AMA DABLAM (6856 m.) Nepal- Himalaya 2004
AMA DABLAM – İLK GÖRÜŞTE AŞK…
Her güzel tırmanış bir hayalle başlayıp beden bulmaz mı? Harika ama erişilebilecek kadar da yakın bir hayaldi Ama Dablam. Kartpostal ve kitaplarda çok defalar incelediğim Ama Dablam’ı, Everest tırmanışı için Nepal’deki Khumbu boğazında yürürken ilk kez gerçekten görmüştüm. Arazideki bir dönemecin ardında ortaya çıkan muazzam dağ manzarasında şahane bir motifti o. Bu dağdan etkilenmemek olası değildi, göğe işaret eden buz ve kayadan bir parmaktı adeta. O zamana kadar Tien Shan Dağlarındaki Khan Tengri’nin kusursuz dört köşe piramidini hep dünyanın en şekilli dağı olarak düşünürdüm, ama yanılmışım. ‘Himalayalar’ın Matterhorn’u’ olarak tanınan Ama Dablam, ilk görüşte aşktı benim için. Ne romantik düşünce diyeceksiniz şimdi; ama tırmanış ve dağcılık da bir tür aşk aslında..

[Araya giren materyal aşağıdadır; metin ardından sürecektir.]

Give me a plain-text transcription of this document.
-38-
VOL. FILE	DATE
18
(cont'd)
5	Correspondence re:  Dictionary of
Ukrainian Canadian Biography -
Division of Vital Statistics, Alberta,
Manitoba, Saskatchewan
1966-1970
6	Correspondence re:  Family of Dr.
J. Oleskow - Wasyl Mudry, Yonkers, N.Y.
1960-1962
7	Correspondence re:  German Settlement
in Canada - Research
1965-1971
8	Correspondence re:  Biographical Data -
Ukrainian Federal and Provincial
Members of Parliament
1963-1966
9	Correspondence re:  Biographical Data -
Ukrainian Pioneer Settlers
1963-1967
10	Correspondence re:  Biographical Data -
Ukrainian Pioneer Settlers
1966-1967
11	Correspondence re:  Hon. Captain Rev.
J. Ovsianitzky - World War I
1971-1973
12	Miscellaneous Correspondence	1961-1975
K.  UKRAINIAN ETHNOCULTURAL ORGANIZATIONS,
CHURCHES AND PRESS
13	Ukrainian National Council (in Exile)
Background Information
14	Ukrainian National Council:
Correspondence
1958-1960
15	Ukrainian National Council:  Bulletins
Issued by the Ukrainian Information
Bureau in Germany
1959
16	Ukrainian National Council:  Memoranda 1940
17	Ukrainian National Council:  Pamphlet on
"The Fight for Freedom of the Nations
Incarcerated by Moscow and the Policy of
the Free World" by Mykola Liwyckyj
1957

Everest tırmanışından sonra 2004 yılında bir kez daha Nepal’e gidebildim ve bir rehberlik fırsatının yanında, 6000 metrenin üzerinde bir dağ olan Island Peak’a tırmandım. Bu arada Ama Dablam’a daha yakından ve farklı yönlerinden bakma fırsatım da oldu, ama tırmanış şansını yakalamak ancak bu yılın ekim ayinda nasipmiş. Artık Khumbu boğazında trekking rehberliği yapıyordum – gerçeğe dönüşen bir arzum daha! 2004 yılının eylül ayında Everest Ana Kampı’na Explorer’in düzenlediği trekking turunda rehberlik yapacaktım. Yıl boyunca, Everest tırmanışından tanıdığım ve yüksek irtifa ekspedisyonları organize eden bir dağ rehberi olan Kanadalı Tim Rippel ile mümkün olan en ucuz Ama Dablam tırmanışı için yazışmıştım ve şimdi de vakit gelmişti: yürüyüş turu bittikten sonra Kanadalı tırmanış ekibiyle Namche kasabasında, 29-30 eylül gibi buluşacak şekilde organize oldum.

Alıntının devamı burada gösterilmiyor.